Under new legislation, Ontario’s real estate professionals are now allowed to incorporate by setting up a Personal Real Estate Corporation (PREC). Before doing so, however, it’s important to understand the ins and outs of the new rules.
That’s especially true when it comes to the activities that can be undertaken by a PREC. Generally, a PREC cannot carry on the business of trading in real estate other than providing the services of its controlling shareholder to the brokerage. Although the controlling shareholder can earn commission income within the PREC, no other real estate professional can earn the same type of income within the same PREC. It is worth mentioning, that the PREC may use any excess funds in the PREC to invest in real estate such as holding real estate to earn rent.
Controlling individuals may benefit from the income tax deferral obtained by setting up a PREC and as such, use these excess funds in other real estate ventures. An income tax deferral may be obtained since commissions earned inside your PREC are taxed at the small business tax rate of 12.2 percent, up to $500,000 of taxable income, rather than your personal marginal tax rate, which may be much higher. The only time you pay personal taxes is when you withdraw those funds from the PREC, giving you the opportunity to substantially defer taxes.
With proper structuring, setting up a holding company to be a shareholder of your PREC may allow for certain tax advantages associated with preserving the small business deduction. To the extent commission income and rental or other passive income is earned in the same PREC, the amount of passive income earned would generally ground away at the availability of the small business deduction. The federal small business deduction is ground down by $5 for every $1 of passive income above $50,000 earned and completely eliminated when passive income reaches $150,000. So, how can a holding company help?
Setting up a holding company
At a high level, a holding company—or Holdco—is like any other corporation. Its main difference from an operating company (Opco) is that it typically doesn’t engage in active business activities. Instead, it’s created to protect the value accumulated in an Opco, potentially invest in passive assets and provides the opportunity for dividends to be paid from the Opco to the Holdco without the incidence of additional tax.

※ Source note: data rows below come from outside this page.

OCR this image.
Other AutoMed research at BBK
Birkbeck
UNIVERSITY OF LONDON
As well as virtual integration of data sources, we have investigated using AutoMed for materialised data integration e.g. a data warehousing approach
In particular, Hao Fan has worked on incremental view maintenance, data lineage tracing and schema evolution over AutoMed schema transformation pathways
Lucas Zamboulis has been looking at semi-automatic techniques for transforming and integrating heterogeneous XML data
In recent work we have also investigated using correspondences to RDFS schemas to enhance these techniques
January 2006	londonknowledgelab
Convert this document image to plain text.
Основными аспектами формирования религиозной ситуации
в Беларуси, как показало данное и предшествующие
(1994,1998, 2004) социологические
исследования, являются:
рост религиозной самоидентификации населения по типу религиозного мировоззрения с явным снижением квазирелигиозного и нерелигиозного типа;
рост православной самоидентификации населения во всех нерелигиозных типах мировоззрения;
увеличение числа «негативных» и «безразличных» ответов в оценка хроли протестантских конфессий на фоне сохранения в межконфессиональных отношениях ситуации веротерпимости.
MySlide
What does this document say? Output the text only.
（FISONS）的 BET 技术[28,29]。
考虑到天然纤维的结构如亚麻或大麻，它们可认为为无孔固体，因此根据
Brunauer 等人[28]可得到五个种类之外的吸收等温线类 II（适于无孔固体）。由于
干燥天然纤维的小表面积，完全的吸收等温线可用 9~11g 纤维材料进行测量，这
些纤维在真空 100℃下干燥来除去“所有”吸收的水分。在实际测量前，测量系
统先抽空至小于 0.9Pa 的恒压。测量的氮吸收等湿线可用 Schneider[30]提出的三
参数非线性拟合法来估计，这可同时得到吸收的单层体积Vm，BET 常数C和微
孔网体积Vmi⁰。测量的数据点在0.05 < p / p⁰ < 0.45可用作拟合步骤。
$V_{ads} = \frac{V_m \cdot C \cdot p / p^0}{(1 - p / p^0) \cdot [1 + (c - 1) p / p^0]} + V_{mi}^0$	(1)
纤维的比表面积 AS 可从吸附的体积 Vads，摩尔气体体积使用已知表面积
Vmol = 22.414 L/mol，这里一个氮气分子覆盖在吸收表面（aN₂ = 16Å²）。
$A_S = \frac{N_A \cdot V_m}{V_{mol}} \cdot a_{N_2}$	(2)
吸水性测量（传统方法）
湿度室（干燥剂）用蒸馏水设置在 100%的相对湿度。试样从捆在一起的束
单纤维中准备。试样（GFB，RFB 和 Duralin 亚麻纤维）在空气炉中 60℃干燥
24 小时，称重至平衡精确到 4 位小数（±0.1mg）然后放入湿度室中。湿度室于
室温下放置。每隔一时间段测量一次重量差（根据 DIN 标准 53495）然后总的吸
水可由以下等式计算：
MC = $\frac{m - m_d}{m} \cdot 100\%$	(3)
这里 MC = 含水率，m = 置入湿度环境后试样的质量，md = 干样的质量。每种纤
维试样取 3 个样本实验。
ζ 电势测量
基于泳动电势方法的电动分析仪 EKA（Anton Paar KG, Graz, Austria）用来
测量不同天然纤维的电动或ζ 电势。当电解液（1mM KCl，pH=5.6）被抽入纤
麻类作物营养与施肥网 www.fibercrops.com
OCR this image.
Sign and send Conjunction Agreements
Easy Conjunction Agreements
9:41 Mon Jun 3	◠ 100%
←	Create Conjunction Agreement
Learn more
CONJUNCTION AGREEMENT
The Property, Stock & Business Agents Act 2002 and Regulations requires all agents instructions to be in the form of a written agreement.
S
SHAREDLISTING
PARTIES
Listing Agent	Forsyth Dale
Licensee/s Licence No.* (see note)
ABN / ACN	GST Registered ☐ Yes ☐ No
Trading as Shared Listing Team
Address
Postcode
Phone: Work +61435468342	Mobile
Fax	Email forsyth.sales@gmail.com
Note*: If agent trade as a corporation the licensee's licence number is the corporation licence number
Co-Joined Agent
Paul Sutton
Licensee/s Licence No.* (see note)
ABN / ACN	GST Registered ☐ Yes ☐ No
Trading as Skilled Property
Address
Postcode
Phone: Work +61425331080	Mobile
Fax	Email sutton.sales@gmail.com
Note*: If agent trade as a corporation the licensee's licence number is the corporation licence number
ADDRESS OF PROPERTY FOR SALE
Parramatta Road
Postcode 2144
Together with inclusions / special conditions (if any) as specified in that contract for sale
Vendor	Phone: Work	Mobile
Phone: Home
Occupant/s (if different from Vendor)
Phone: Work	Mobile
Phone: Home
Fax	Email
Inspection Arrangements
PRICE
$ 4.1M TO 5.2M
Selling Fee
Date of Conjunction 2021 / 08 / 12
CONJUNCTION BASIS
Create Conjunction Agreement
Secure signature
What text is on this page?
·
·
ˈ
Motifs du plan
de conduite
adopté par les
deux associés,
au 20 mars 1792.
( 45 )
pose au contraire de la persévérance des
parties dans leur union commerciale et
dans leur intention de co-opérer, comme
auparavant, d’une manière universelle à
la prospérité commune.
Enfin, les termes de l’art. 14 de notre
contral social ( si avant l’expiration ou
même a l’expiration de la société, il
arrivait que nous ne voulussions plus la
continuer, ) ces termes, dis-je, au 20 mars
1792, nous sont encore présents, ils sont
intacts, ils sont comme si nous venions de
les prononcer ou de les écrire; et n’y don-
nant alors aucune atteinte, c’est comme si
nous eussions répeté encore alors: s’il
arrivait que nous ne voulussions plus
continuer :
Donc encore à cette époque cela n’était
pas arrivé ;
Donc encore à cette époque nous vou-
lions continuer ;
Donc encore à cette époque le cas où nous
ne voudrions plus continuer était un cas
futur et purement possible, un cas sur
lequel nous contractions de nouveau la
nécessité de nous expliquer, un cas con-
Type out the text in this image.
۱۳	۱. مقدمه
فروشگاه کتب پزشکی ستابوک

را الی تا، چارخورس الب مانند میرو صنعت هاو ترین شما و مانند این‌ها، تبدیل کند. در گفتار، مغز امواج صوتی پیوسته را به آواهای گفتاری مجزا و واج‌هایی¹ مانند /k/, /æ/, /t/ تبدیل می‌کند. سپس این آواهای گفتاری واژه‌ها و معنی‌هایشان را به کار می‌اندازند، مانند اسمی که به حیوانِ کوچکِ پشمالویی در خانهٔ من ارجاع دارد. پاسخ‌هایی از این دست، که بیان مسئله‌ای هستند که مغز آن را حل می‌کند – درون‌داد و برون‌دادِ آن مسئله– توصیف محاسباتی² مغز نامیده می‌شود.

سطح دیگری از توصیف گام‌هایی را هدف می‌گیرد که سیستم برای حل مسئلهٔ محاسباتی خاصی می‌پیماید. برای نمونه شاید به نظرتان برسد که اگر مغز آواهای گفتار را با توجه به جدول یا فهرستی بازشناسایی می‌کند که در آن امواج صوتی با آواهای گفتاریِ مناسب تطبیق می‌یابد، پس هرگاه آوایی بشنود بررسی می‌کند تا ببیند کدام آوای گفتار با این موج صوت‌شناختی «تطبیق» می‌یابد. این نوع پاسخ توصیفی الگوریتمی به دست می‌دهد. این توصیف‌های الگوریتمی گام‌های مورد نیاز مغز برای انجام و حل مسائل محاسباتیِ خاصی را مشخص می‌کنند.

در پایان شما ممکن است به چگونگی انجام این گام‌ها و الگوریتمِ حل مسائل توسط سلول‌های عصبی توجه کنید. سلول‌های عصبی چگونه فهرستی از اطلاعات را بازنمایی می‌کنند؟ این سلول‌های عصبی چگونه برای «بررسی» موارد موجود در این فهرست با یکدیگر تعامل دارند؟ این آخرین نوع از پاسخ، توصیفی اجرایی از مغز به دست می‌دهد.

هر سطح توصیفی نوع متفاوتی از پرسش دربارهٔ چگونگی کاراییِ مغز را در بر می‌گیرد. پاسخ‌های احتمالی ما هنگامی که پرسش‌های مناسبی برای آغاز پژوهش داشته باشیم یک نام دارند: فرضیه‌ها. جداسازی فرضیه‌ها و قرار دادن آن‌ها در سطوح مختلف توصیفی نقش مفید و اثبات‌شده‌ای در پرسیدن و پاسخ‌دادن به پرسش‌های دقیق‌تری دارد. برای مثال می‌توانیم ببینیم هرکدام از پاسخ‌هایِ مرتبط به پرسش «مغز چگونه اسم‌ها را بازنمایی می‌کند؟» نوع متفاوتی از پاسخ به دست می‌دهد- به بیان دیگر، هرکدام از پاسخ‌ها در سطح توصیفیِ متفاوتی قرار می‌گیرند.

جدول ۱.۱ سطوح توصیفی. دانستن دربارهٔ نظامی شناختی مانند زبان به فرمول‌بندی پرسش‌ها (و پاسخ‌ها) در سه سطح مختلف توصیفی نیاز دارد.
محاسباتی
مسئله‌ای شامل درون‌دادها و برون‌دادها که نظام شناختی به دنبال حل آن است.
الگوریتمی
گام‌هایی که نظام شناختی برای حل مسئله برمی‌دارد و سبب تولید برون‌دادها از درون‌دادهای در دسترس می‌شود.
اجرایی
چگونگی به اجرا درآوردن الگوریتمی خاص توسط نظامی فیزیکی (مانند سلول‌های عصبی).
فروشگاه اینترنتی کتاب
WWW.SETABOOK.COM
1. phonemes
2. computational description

So how could a real estate investment in a rental property be structured with excess cash earned in the PREC? In essence, your PREC (the Opco) would flow its profits into the Holdco on a tax-free basis. Holdco, in turn, could use that money to Invest in other real estate or other investment opportunities and protect the value accumulated in a PREC. With proper structuring and ownership by family members, there also could be an opportunity to avoid the grind to the small business deduction in the PREC by separating the PREC activities from the rental investment activity of the Holdco.
Although simple in theory, this structure can be complex in practice, which is why it’s important to think through how you set up your Holdco in advance and consult legal counsel. Setting up an ownership structure that allows for the equity shares to be owned by the controlling individual and the non-equity shares by family members through a holding company could be an effective structuring alternative. Dividends may still be paid out of the PREC to the Holdco based on its percentage ownership and the funds in the Holdco can be invested.
In addition, by introducing family members as shareholders in the PREC structure, there may be the added benefit of income splitting with family members. That is, dividends may be paid to your family members at their potentially lower personal marginal tax rates. Be careful of the Tax On Split Income rules and consult with your accountant prior to distributing any after-tax profits to family members.
Why share structures matter
While this structure may make sense for you, it’s also fraught with pitfalls for the unwary. Part of that is because under the PREC legislation, you as the real estate professional must own 100 percent of the voting shares either directly or indirectly of the PREC. This means your family members, as shareholders of Holdco, can only own non-voting shares. It’s imperative to think through the ownership structure of both your PREC and your Holdco.